#8
EARLY DETECTION OF HIV AND HCV INFECTIONS IN DONORS BY NUCLEIC ACID TESTING (NAT).
Steven S. Geier PhD 1, Kevin D. Barfield MT 1 and Michael J. Bauer MD 1. 1 Laboratories At Bonfils, Denver, CO, USA .
It is important pretransplant to identify donors with infections that could be transmitted to recipients. Current UNOS requirements for HIV 
HCV rely on Enzyme Immuno Assays which look for antiviral antibodies as indicators of infection. Unfortunately, it takes time for an infected individual to produce antibodies.
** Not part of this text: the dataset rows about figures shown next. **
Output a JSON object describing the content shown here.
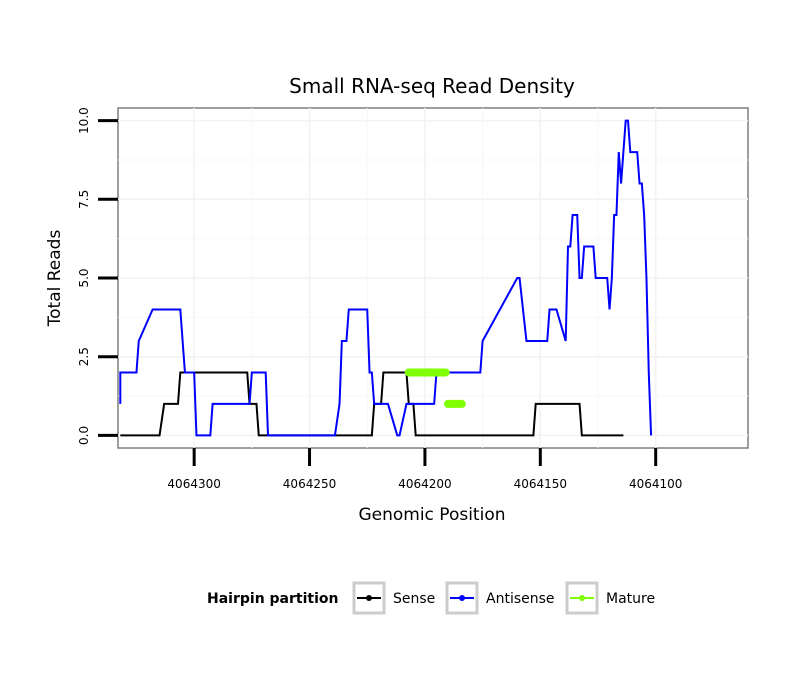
{
  "chart_data": {
    "type": "line",
    "title": "Small RNA-seq Read Density",
    "xlabel": "Genomic Position",
    "ylabel": "Total Reads",
    "x_reversed": true,
    "xlim": [
      4064333,
      4064060
    ],
    "ylim": [
      -0.4,
      10.4
    ],
    "x_ticks": [
      4064300,
      4064250,
      4064200,
      4064150,
      4064100
    ],
    "x_tick_labels": [
      "4064300",
      "4064250",
      "4064200",
      "4064150",
      "4064100"
    ],
    "y_ticks": [
      0,
      2.5,
      5,
      7.5,
      10
    ],
    "y_tick_labels": [
      "0.0",
      "2.5",
      "5.0",
      "7.5",
      "10.0"
    ],
    "grid": true,
    "legend": {
      "title": "Hairpin partition",
      "position": "bottom",
      "entries": [
        {
          "label": "Sense",
          "color": "#000000"
        },
        {
          "label": "Antisense",
          "color": "#0000ff"
        },
        {
          "label": "Mature",
          "color": "#7fff00"
        }
      ]
    },
    "series": [
      {
        "name": "Sense",
        "color": "#000000",
        "x": [
          4064332,
          4064315,
          4064313,
          4064307,
          4064306,
          4064293,
          4064292,
          4064277,
          4064276,
          4064273,
          4064272,
          4064223,
          4064222,
          4064219,
          4064218,
          4064208,
          4064207,
          4064205,
          4064204,
          4064153,
          4064152,
          4064133,
          4064132,
          4064114
        ],
        "values": [
          0,
          0,
          1,
          1,
          2,
          2,
          2,
          2,
          1,
          1,
          0,
          0,
          1,
          1,
          2,
          2,
          1,
          1,
          0,
          0,
          1,
          1,
          0,
          0
        ]
      },
      {
        "name": "Antisense",
        "color": "#0000ff",
        "x": [
          4064332,
          4064332,
          4064328,
          4064325,
          4064324,
          4064318,
          4064312,
          4064311,
          4064306,
          4064305,
          4064304,
          4064300,
          4064299,
          4064298,
          4064293,
          4064292,
          4064276,
          4064275,
          4064269,
          4064268,
          4064265,
          4064264,
          4064239,
          4064237,
          4064236,
          4064234,
          4064233,
          4064231,
          4064230,
          4064225,
          4064224,
          4064223,
          4064222,
          4064216,
          4064212,
          4064211,
          4064208,
          4064206,
          4064205,
          4064196,
          4064195,
          4064176,
          4064175,
          4064160,
          4064159,
          4064156,
          4064155,
          4064147,
          4064146,
          4064143,
          4064139,
          4064138,
          4064137,
          4064136,
          4064134,
          4064133,
          4064132,
          4064131,
          4064130,
          4064127,
          4064126,
          4064122,
          4064121,
          4064120,
          4064119,
          4064118,
          4064117,
          4064116,
          4064115,
          4064114
        ],
        "values": [
          1,
          2,
          2,
          2,
          3,
          4,
          4,
          4,
          4,
          3,
          2,
          2,
          0,
          0,
          0,
          1,
          1,
          2,
          2,
          0,
          0,
          0,
          0,
          1,
          3,
          3,
          4,
          4,
          4,
          4,
          2,
          2,
          1,
          1,
          0,
          0,
          1,
          1,
          1,
          1,
          2,
          2,
          3,
          5,
          5,
          3,
          3,
          3,
          4,
          4,
          3,
          6,
          6,
          7,
          7,
          5,
          5,
          6,
          6,
          6,
          5,
          5,
          5,
          4,
          5,
          7,
          7,
          9,
          8,
          9
        ],
        "x_tail": [
          4064113,
          4064112,
          4064111,
          4064110,
          4064109,
          4064108,
          4064107,
          4064106,
          4064105,
          4064104,
          4064103,
          4064102
        ],
        "values_tail": [
          10,
          10,
          9,
          9,
          9,
          9,
          8,
          8,
          7,
          5,
          2,
          0
        ]
      },
      {
        "name": "Mature",
        "color": "#7fff00",
        "segments": [
          {
            "x": [
              4064207,
              4064191
            ],
            "values": [
              2,
              2
            ]
          },
          {
            "x": [
              4064190,
              4064184
            ],
            "values": [
              1,
              1
            ]
          }
        ]
      }
    ]
  }
}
Organ, tissue and cornea transplant patients can now benefit from earlier detection of infected donors due two NATs. NATs directly detect the presence of virus and do not have to wait for antibodies. Both NAT and antibody tests are needed to detect infected donors. NAT tests are very sensitive and can detect <100 copies of virus per ml of blood. To detect an early infection, EIA antibody takes 
22 days for HIV and 82 days for HCV, but NAT only 11 days. Even after antibodies are produced, NAT tests can often detect virus and prevent donors with false negative EIA viral antibody tests from being used. In blood donors it is estimated that NAT annually prevents about 11 HCV and 1 HIV infected donors from transmitting their infection to recipients of blood.
In our study, the Procleix
NAT test was prospectively used on over 9,000 tissue and cornea donors with no test failures and the detection of 4 HIV and 98 HCV infected donors, who were also producing anti viral antibodies. 58 archived frozen serum samples were NAT tested from previously HCV EIA Reactive donors: 22 were NAT NonReactive and 36 were HCV Reactive; average copies/ml: 1 million (45 copies - 6 million). The recovery of virus from plasma, serum and clotted blood was also evaluated. There was a 65% loss of HIV or HCV viral load in serum and clotted blood, but not in plasma.
NAT and EIA antibody testing provide transplant patients with more protection against an undetected infected donor.